Эквивалентность человеческого тела произведению искусства имеет долгую предысторию. Судьба современного гуманизма тесно связана с судьбой современного и модернистского искусства по крайней мере в двух аспектах. Во-первых, как гласят доминирующие конвенции европейского модернистского мышления, искусство – это только то, что создано человеческими руками. Во-вторых, произведение искусства отличается от прочих вещей в первую очередь тем, что на него можно только смотреть и интерпретировать его, но нельзя использовать. Фундаментальная максима гуманизма – что человек всегда цель, но никогда не средство – уже показывает, что европейский гуманизм рассматривает человека прежде всего как произведение искусства. Права человека – это, если быть точным, права искусства в приложении к людям. По сути, уже на заре эпохи Просвещения человек воспринимался не столько как душа или дух, сколько как тело среди других тел, а в пределе – как вещь среди других вещей. Однако на уровне вещей нет никакого понятия, кроме понятия искусства, которое позволило бы нам выделить одну вещь изо всех прочих и приписать ей какое-то особое достоинство или физическую неприкосновенность, не дарованные всем другим.

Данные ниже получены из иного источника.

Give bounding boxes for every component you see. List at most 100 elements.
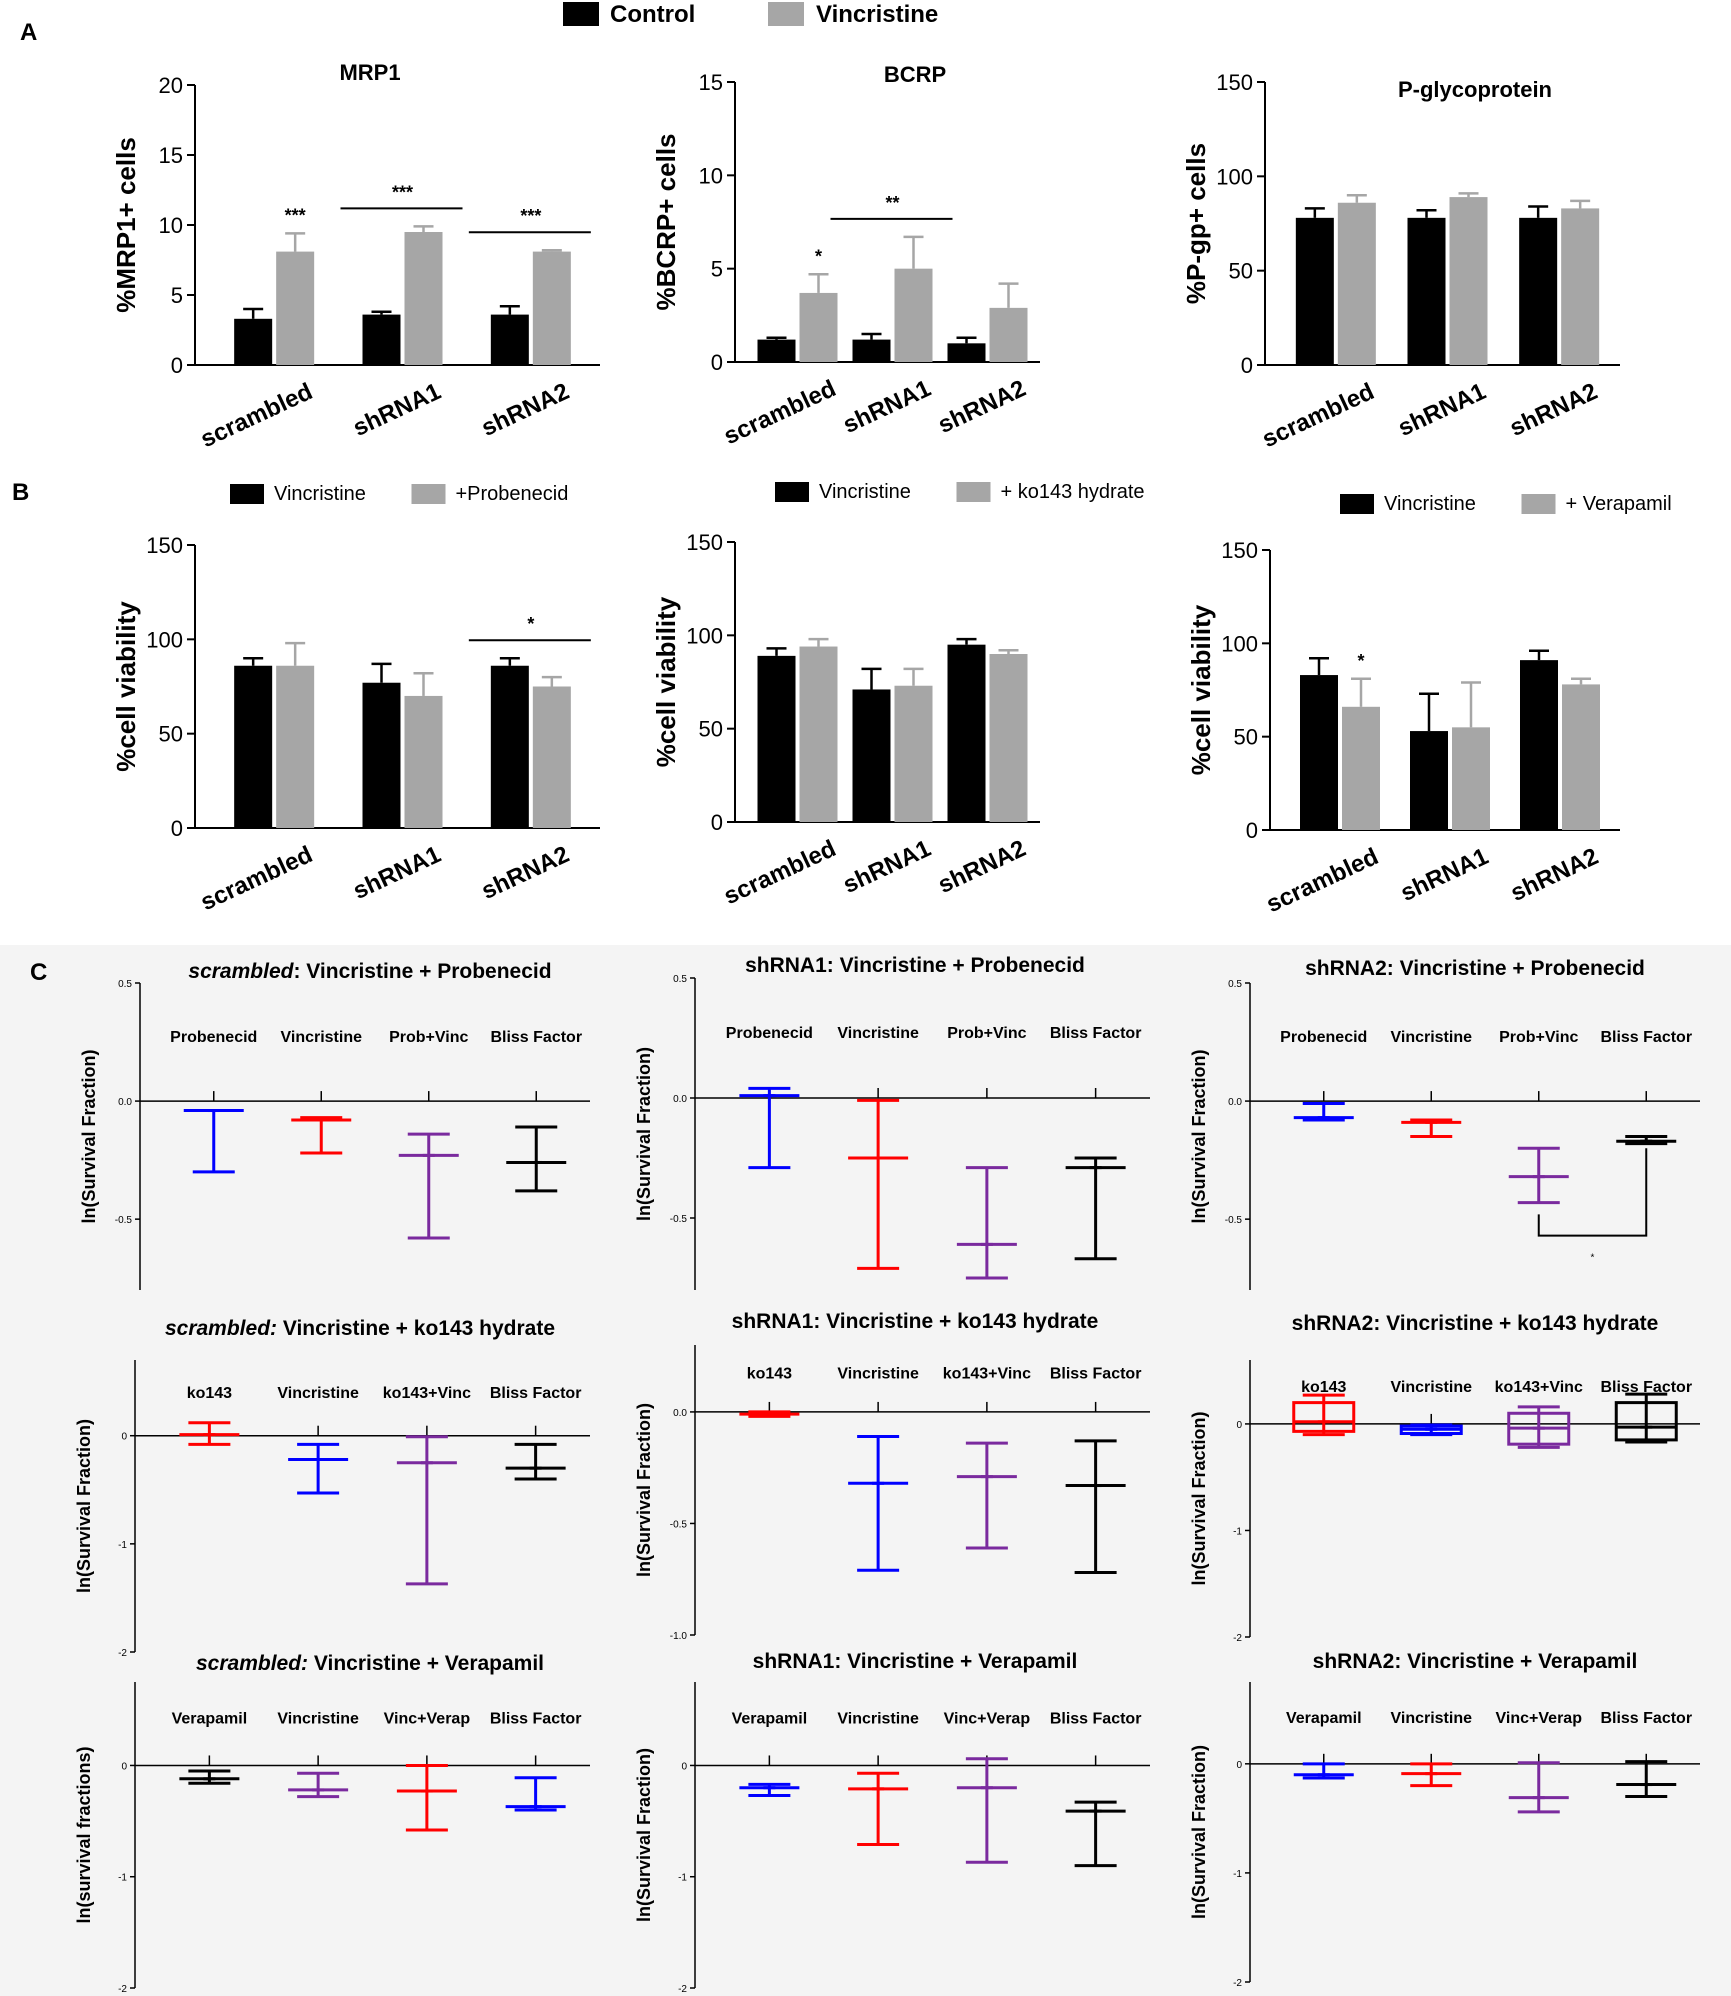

Поэтому в контексте европейской культуры вопрос «Что такое искусство?» затрагивает реалии более обширные, чем один лишь мир самого по себе искусства. Критерии, которые мы используем, чтобы отличить произведение искусства от всех прочих вещей, не слишком отличаются от критериев, по которым мы отличаем человека от всего прочего, что существует в мире. В европейской традиции два процесса – когда мы признаем некоторые вещи произведениями искусства и когда мы признаем некоторых существ, вместе с их поведением, действиями и мироощущением, людьми – неразрывно связаны. Совершенно неудивительно, что в контексте европейской культуры концепция биополитики, предложенная несколько десятилетий назад Мишелем Фуко и развитая другими авторами, в особенности Джорджо Агамбеном, с самого начала имела критический оттенок. Рассматривать человеческое как нечто животное и даже скотское означает де-факто автоматически принижать его достоинство, особенно когда эта концепция используется с целью улучшить физическое благополучие этой человеческой скотинки. Истинное достоинство человека возникает лишь тогда, когда человек рассматривается как произведение искусства.

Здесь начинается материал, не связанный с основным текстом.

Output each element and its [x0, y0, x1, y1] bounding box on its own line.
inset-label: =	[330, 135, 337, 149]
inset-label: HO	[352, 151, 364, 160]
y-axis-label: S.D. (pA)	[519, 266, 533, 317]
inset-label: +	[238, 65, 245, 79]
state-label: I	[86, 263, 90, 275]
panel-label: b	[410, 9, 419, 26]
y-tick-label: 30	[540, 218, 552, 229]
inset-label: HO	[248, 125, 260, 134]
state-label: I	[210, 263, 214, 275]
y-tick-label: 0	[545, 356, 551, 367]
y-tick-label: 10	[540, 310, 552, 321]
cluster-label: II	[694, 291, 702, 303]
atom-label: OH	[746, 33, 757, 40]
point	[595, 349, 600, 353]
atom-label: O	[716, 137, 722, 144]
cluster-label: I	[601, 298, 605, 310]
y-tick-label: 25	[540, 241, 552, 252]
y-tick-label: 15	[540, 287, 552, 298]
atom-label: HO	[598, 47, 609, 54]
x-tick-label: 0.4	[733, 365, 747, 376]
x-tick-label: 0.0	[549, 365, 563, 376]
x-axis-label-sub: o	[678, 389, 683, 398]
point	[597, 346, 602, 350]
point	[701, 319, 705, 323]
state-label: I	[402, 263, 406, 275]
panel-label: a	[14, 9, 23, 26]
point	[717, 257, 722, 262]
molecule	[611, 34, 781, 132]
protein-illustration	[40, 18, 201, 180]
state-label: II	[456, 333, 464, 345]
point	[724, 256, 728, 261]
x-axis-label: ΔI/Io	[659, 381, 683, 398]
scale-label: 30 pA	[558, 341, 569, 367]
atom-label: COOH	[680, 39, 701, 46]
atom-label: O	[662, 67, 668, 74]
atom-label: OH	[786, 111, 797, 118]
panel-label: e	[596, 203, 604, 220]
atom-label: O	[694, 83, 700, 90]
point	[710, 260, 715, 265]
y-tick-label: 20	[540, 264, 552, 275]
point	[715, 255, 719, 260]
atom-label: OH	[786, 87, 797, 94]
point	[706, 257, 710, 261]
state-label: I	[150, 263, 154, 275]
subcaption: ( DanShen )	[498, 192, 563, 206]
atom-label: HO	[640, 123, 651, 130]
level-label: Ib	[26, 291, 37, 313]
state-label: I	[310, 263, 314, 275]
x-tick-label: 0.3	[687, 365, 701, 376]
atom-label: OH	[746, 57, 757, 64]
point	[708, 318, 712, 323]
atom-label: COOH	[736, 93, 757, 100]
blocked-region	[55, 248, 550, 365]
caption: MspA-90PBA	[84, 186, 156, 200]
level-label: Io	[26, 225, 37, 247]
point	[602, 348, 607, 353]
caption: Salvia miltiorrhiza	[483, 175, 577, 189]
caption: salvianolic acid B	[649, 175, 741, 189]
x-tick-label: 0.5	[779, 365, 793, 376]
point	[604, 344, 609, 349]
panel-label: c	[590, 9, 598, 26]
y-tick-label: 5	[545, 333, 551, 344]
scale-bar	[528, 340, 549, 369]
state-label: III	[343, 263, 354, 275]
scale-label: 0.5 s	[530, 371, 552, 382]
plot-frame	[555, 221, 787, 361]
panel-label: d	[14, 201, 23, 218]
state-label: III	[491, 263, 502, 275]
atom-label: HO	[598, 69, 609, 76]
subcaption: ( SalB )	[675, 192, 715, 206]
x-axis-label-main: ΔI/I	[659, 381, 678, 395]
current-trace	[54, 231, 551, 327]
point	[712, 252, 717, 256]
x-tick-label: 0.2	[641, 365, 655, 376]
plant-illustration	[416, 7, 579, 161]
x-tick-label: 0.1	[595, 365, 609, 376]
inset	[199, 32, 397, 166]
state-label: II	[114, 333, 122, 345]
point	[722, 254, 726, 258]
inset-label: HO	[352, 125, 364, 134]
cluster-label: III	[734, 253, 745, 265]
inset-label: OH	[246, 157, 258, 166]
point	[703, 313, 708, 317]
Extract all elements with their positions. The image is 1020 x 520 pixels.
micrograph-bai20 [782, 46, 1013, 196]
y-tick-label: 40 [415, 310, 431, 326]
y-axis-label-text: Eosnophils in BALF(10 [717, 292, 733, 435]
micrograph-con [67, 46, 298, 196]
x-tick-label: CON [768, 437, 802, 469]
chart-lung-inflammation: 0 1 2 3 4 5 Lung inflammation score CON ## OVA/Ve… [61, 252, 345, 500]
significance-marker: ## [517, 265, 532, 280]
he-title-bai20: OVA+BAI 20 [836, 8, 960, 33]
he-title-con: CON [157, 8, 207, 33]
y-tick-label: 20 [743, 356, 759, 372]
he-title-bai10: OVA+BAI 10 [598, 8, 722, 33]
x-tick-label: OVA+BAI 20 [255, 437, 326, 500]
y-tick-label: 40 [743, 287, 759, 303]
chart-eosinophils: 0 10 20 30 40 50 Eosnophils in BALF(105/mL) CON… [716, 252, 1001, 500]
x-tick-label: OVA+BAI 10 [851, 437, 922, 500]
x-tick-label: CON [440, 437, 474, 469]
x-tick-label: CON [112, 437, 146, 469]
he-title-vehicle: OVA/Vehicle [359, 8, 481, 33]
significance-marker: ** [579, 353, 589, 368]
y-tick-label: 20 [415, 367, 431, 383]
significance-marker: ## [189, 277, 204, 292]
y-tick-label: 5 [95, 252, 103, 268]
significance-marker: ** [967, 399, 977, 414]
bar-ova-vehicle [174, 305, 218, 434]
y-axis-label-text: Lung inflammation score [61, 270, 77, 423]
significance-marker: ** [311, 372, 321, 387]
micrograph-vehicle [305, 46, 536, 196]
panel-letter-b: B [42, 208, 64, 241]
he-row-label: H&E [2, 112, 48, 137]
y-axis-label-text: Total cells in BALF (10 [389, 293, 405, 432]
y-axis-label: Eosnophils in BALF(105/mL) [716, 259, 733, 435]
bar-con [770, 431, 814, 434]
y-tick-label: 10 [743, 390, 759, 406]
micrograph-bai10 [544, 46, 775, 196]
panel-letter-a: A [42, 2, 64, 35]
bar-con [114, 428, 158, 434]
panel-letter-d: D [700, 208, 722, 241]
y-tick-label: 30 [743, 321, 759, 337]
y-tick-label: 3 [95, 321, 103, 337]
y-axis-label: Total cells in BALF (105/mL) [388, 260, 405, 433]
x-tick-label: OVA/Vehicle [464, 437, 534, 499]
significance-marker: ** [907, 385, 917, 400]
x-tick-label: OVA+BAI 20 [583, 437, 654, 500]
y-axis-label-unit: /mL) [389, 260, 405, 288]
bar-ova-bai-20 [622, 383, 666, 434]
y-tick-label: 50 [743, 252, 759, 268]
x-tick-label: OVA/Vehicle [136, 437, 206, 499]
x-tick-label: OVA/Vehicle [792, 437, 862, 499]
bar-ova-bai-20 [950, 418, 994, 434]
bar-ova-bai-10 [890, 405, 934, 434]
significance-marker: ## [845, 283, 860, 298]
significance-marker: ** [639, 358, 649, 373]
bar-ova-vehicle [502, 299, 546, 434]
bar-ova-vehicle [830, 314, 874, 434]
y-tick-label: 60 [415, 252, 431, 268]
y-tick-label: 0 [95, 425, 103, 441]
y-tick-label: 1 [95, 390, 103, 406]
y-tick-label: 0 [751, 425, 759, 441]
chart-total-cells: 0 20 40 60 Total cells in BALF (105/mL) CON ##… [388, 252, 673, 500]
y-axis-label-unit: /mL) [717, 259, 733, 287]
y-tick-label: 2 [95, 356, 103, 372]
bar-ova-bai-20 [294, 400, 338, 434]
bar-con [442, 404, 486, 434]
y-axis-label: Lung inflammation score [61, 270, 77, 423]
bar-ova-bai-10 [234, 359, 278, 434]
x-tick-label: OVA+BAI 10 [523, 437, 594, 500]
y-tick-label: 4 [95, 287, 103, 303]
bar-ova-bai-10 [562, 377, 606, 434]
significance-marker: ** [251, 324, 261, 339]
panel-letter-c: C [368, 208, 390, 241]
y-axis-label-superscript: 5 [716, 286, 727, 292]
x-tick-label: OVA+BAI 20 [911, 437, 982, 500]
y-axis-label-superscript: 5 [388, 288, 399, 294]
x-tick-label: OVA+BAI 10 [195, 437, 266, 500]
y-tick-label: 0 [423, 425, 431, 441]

Такое понимание человеческого лежит в основе всех гуманистических утопий, в которых не просто человечество, но общество в целом рассматривается как произведение искусства. Итак, получается, что, только ответив на вопрос о природе произведения искусства, мы можем ответить на древнейший вопрос: что же такое человек – тот современный индивид, которого мы считаем обладателем человеческих прав и субъектом демократии? Люди и произведения искусства неразрывно связаны густой сетью метафор и метонимий, и эта сеть особенно наглядно предстает перед нами в работе Мандзони. Его произведение представляет нам «консервацию» человека, или, по крайней мере, «консервацию» внутреннего мира человека. При этом гуманизация искусства продвигается еще дальше – как и зеркальный по отношению к ней процесс превращения человека в произведение искусства.

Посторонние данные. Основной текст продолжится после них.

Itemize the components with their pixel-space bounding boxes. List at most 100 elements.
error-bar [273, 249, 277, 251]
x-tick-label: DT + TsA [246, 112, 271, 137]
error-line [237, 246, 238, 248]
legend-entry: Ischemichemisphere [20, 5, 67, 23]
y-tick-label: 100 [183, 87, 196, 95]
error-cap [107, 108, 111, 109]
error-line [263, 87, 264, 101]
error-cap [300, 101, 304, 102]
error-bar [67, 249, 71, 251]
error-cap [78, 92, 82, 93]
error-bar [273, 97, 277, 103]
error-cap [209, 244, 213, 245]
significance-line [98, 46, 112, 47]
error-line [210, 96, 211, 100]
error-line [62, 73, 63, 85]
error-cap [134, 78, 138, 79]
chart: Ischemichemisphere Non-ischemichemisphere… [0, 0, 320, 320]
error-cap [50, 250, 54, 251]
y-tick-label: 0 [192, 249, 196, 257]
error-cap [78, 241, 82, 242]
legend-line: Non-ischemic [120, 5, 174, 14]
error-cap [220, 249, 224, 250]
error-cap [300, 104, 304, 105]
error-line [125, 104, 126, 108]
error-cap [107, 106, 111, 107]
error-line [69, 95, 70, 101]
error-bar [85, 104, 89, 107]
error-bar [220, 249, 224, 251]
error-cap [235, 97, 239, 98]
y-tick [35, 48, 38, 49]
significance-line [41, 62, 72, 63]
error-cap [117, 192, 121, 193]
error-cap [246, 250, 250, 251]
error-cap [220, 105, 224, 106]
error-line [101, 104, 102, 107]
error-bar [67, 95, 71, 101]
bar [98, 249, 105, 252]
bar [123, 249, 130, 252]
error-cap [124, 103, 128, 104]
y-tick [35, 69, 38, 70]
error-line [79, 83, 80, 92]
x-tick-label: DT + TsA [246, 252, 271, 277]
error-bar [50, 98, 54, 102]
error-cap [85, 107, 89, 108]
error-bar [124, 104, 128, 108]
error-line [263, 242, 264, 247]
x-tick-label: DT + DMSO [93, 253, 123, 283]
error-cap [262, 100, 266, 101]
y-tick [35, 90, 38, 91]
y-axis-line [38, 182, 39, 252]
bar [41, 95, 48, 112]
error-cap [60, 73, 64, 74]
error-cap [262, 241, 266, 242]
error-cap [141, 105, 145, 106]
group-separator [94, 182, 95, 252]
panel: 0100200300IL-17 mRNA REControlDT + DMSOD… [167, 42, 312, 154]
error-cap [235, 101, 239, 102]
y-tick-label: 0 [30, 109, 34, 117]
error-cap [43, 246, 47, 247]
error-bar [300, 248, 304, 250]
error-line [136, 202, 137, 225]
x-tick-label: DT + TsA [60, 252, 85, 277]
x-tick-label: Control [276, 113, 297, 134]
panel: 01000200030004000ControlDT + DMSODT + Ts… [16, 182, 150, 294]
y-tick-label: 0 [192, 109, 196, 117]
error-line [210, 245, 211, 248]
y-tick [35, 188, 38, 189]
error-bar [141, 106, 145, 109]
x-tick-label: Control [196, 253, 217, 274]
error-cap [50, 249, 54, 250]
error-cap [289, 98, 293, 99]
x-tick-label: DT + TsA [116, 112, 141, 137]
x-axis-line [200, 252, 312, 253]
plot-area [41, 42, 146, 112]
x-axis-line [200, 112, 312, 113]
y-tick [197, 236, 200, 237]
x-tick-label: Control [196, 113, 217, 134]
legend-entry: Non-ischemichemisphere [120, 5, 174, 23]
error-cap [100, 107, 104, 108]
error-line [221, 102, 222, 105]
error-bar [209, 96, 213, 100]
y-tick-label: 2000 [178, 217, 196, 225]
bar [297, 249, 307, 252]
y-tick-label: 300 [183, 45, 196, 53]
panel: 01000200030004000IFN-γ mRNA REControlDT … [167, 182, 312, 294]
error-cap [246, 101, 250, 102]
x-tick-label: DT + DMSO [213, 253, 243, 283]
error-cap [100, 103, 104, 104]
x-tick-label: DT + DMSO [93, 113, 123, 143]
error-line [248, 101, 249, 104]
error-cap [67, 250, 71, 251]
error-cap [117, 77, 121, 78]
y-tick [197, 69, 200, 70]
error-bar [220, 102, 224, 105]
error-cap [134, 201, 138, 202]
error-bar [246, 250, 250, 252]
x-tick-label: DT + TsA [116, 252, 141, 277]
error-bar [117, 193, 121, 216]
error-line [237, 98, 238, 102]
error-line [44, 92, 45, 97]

Искусство с самого своего начала являет собой – помимо многого прочего – процесс сохранения. К произведениям искусства не только относятся иначе, чем ко всем другим вещам, – они надолго переживают другие, профанные вещи. Обычные вещи, когда становятся не нужны, отправляются на помойку. Но произведения искусства хранят в музеях и архивах, берегут, реставрируют. То есть искусство выступает как институт, который берет на себя смелость обещать вечную жизнь на земле, – и это единственное обещание такого рода с тех пор, как Бог и боги сняли с себя ответственность за наше бессмертие. Философия, с момента ее основания Платоном, также была в близком родстве с религией, и всю свою долгую историю она представляла собой не что иное, как попытку предвидеть посмертную жизнь души, иными словами – достичь метанойи, перехода от точки зрения «здесь и сейчас» к точке зрения жизни по ту сторону, от точки зрения смертного тела – к точке зрения бессмертной души. Метанойя такого рода – это, по сути, необходимое условие становления метафизического, возможности занять метапозицию по отношению к миру, способности созерцать и сознавать мир как целое.